Five major types of economic integration
• Free Trade Area (FTA)
Encourages trade among its members by eliminating trade barriers (tariffs, quota, and other nontariff barriers) among them. Each member is free to establish its own policies against nonmembers, Griffin and Pustay (2005:278). Ball and McCulloch (2008:120) outline The North American Free Trade Agreement (NAFTA) and the European Free Trade Association (EFTA) as examples of FTA’s.
• Customs union
Adds common tariffs to the FTA. It is a logical extension of FTA: There are no tariffs between countries in the customs union, and the tariffs charged by member-nations to the rest of the world are consistent among the member-nations.

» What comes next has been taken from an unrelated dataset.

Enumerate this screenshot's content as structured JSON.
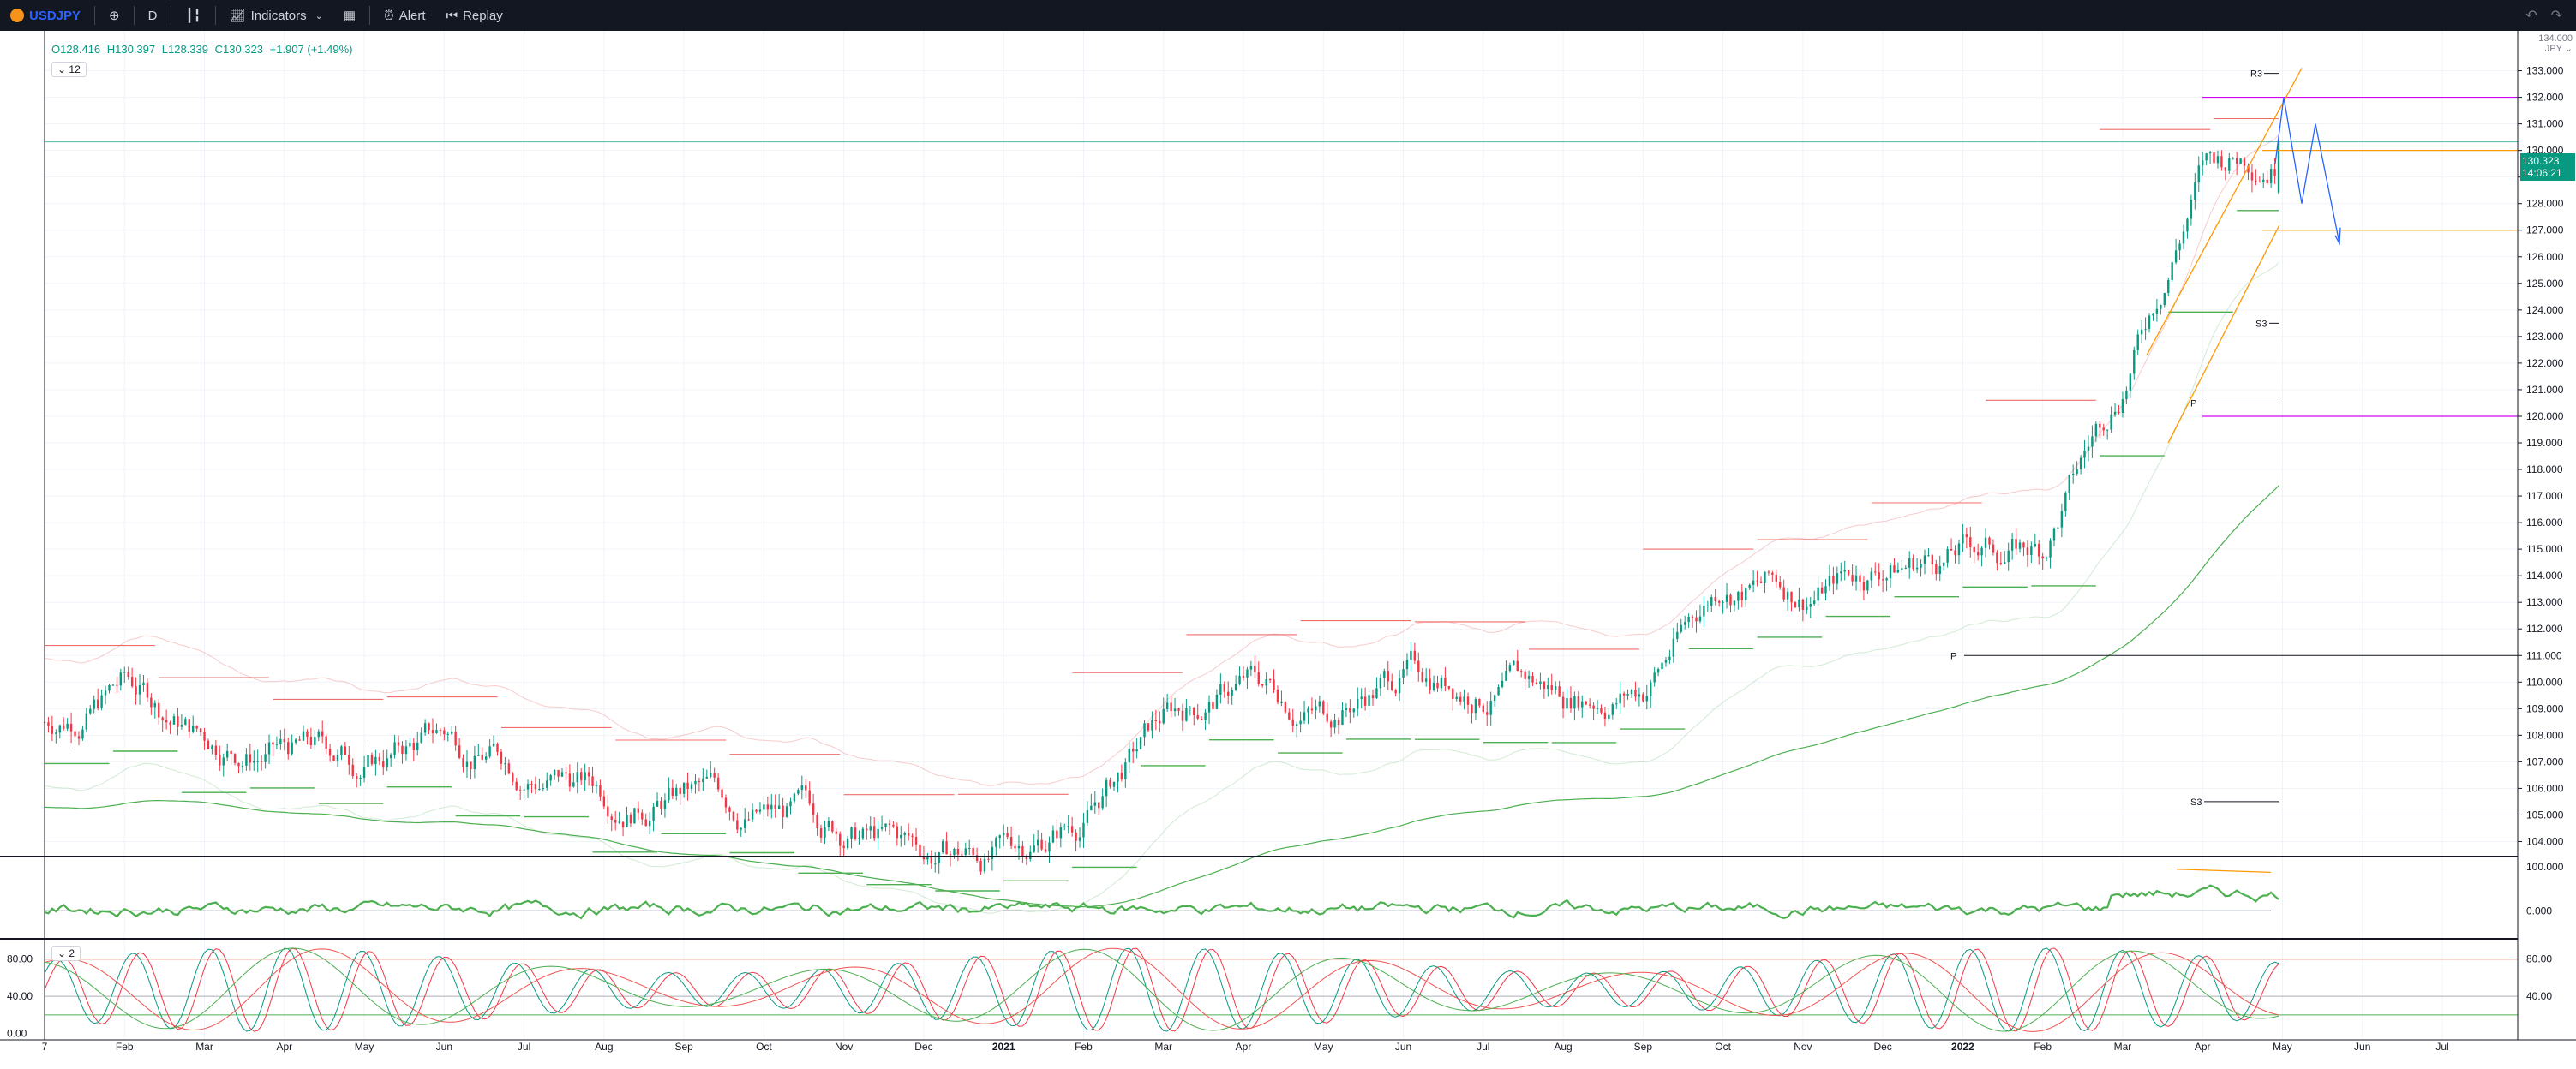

Example is the South African Customs Unions (South Africa, Lesotho, Namibia, Swaziland and Botswana) Ball and McCulloch (2008:120).
• Common market
Griffin and Pustay (2005:278) outlines that in a common union, members of the common market eliminate internal trade barriers among themselves and adopt a common an external trade policy towards nonmembers. This allows movement of the factors of production (labour, capital and technology) among members. An example of a common trade market is the European Economic Area, which is an agreement by EU members and several other European countries to promote the free movement of labour, capital and technology among them.
• Economic union
Represents full integration of the economies of two or more countries. In addition to eliminating internal trade barriers, adopting common external trade policies, and abolishing restrictions on the mobility of factors of production among members, an economic union requires its members to coordinate their economic policies (monetary policy, fiscal policy, taxation, and social welfare programs) I order to blend their economies into a single entity, Griffin and Pustay (2005:278).